A teoria de refluxo menstrual de Sampson alega que a endometriose surge a partir de partículas do endométrio que descamam durante o trajeto do fluxo menstrual a partir da cavidade uterina de uma forma retrógrada pela das trompas de falópio. Estas células aderem então a superfícies peritoneais, proliferam e invadem os órgãos. A endometriose tem sido encarada como incurável, já que a pelve será realimentada com a doença todos os meses durante a menstruação. Como a endometriose foi declarada como sendo um autotransplante idêntico ao endométrio, pensavava-se que sangraria todos os meses durante a menstruação.

Isto daria às lesões um aspecto visual hemorrágico e conduziria à noção de “lesão de queimadura de pólvora” como sendo a manifestação visual mais comum da doença. Só após meados dos anos 1980 é que investigadores clínicos deram a sua contribuição. Auxiliados em grande parte pela ampliação da laparoscopia (a cirurgia minimamente invasiva), ao documentarem a ocorrência da doença no seu estado mais subtil, o não-hemorrágico, completou-se assim o espectro morfológico da doença. A manifestação visual da endometriose que tinha sido adotada há muito tempo como a mais comum, era afinal, a menos comum, colocando imediatamente em dúvida tudo o que se pensava saber e que tinha sido publicado até então.

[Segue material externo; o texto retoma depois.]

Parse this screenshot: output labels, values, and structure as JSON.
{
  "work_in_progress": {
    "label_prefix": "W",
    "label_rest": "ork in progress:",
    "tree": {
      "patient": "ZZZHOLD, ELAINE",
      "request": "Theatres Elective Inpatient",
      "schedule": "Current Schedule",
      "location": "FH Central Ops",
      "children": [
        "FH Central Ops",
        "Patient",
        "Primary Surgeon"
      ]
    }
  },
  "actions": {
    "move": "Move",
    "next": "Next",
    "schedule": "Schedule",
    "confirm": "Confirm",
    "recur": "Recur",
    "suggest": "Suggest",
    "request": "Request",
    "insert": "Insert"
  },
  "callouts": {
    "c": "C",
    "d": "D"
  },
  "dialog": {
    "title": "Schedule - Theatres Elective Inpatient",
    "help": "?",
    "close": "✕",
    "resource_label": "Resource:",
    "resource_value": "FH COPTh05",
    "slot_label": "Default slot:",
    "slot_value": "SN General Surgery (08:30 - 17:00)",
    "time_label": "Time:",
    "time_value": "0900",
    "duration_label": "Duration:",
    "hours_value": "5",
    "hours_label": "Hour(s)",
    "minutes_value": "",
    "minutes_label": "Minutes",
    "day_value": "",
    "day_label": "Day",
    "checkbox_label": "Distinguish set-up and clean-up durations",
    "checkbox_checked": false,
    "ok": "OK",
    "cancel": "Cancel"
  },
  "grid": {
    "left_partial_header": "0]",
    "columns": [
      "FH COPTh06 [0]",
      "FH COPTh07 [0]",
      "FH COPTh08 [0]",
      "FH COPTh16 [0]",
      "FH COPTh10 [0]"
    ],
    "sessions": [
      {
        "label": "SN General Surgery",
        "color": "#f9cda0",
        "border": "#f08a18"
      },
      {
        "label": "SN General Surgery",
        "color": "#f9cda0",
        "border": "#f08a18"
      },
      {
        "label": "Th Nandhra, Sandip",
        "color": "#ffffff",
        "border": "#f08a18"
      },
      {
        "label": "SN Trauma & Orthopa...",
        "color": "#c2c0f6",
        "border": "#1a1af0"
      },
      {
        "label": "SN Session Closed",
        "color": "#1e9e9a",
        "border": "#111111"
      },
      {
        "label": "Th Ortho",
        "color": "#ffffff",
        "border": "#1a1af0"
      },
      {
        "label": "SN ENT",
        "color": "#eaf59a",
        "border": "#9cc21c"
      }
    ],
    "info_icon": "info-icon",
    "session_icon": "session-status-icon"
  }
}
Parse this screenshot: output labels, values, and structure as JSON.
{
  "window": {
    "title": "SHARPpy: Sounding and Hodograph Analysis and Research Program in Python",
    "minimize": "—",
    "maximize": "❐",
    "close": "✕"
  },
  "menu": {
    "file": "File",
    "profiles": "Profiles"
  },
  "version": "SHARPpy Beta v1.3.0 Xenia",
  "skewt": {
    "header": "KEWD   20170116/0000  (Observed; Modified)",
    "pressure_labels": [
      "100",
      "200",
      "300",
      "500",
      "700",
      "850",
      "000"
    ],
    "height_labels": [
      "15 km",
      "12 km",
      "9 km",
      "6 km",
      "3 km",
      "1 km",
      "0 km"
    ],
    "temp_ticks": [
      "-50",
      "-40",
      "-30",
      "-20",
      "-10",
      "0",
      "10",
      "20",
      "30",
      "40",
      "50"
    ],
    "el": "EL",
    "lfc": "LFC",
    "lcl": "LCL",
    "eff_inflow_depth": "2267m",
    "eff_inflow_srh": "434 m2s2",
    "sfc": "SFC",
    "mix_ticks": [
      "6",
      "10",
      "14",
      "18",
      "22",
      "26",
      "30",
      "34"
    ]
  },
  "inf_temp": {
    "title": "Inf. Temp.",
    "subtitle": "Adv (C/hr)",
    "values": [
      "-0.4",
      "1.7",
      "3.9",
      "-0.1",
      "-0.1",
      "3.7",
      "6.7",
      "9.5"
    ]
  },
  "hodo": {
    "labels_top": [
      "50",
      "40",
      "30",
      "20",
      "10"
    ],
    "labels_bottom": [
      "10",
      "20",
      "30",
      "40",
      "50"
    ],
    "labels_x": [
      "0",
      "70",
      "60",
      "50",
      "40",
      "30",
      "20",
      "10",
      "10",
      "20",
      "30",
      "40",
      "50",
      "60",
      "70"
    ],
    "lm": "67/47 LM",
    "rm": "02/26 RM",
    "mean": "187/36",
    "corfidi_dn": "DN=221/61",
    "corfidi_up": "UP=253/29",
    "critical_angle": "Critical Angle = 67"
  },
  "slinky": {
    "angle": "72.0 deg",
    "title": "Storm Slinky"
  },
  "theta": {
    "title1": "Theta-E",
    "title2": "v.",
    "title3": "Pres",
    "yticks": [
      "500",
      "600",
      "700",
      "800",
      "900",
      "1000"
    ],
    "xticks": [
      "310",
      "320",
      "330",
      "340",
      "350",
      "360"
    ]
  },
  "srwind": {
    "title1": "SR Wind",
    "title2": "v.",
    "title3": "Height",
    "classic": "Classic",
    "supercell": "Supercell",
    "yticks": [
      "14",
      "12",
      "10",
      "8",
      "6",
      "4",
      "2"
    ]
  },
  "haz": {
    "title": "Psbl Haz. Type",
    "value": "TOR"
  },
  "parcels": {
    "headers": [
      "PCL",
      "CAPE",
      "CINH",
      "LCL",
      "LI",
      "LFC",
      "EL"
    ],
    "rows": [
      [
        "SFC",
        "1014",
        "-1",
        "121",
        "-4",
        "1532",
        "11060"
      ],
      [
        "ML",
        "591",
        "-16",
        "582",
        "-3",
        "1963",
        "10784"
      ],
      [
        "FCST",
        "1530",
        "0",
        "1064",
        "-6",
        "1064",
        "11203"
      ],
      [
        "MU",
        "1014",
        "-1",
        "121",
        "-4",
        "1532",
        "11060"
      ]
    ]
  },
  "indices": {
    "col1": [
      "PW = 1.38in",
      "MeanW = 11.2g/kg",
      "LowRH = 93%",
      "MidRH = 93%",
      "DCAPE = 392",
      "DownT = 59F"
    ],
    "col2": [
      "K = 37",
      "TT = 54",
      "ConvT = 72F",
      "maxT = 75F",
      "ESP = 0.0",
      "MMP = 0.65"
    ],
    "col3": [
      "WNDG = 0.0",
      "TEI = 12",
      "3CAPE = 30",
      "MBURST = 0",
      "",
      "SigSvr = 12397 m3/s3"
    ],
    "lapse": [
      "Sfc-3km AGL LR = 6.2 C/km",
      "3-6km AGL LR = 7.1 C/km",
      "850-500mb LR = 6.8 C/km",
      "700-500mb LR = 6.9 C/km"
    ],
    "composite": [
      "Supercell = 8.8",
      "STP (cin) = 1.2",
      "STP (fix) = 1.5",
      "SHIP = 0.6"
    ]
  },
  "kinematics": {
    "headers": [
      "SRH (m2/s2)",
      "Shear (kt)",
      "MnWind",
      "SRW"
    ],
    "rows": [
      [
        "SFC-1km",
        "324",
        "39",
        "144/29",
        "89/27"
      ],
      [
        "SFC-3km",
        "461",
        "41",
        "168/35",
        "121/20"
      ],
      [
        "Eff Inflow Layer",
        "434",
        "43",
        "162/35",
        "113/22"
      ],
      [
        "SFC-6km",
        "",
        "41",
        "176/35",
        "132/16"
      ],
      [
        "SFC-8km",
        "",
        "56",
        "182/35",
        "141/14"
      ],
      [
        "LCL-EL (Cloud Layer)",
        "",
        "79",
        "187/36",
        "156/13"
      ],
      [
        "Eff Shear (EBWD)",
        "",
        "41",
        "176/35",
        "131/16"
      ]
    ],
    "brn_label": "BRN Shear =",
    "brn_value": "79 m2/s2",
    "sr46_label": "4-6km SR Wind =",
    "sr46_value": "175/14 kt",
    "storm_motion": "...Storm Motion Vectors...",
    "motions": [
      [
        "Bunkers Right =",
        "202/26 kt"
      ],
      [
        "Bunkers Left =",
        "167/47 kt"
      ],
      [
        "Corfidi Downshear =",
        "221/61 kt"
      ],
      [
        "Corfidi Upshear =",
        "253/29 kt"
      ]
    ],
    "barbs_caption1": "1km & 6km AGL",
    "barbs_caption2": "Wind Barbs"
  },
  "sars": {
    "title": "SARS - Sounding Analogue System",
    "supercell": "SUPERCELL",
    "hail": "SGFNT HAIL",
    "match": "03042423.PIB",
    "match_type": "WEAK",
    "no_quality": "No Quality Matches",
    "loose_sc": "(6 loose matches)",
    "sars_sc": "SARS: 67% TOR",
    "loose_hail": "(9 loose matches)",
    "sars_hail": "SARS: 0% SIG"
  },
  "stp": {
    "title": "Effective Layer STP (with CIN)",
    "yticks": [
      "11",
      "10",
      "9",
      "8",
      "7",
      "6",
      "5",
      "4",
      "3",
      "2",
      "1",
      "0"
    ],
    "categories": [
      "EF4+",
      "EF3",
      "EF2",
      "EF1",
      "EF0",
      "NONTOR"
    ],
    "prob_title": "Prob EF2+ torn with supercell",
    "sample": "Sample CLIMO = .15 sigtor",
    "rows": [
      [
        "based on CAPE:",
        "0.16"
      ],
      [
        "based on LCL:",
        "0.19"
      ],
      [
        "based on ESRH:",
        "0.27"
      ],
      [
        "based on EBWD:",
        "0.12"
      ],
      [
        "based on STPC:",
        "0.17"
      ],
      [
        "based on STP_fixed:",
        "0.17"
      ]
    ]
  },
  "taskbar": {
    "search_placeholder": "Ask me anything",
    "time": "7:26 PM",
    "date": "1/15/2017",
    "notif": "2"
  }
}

Sobre a teoria de Sampson ..."ele não tinha  todos os fatos que temos hoje, por isso a sua teoria foi baseada principalmente na especulação. Nessas circunstâncias existentes na época, haveria uma probabilidade muito baixa de que sua teoria deve ser correta ..." (David Redwine)

O colapso de um paradigma tinha começado. Quando se percebeu que os autores dos primeiros artigos não sabiam qual era o aspecto da endometriose, e que a endometriose tem cura por cirurgia convencional, a laparoscopia (nota da editora: quando o cirurgião sabe observar e retirar todos, mas todos os focos) e que os focos de endometriose são diferentes do endométrio em dezenas de aspectos, que as provas de uma aderência inicial seguida por uma invasão secundária foram procuradas, mas nunca encontradas.

Quando os apoiantes da teoria do refluxo menstrual recusaram firmemente a fornecer imagens documentais da aderência inicial, da proliferação secundária e invasão pelas células do refluxo endometrial (que alegadamente ocorrem aos milhões), finalmente a teoria de Sampson foi abandonada pela maioria dos peritos.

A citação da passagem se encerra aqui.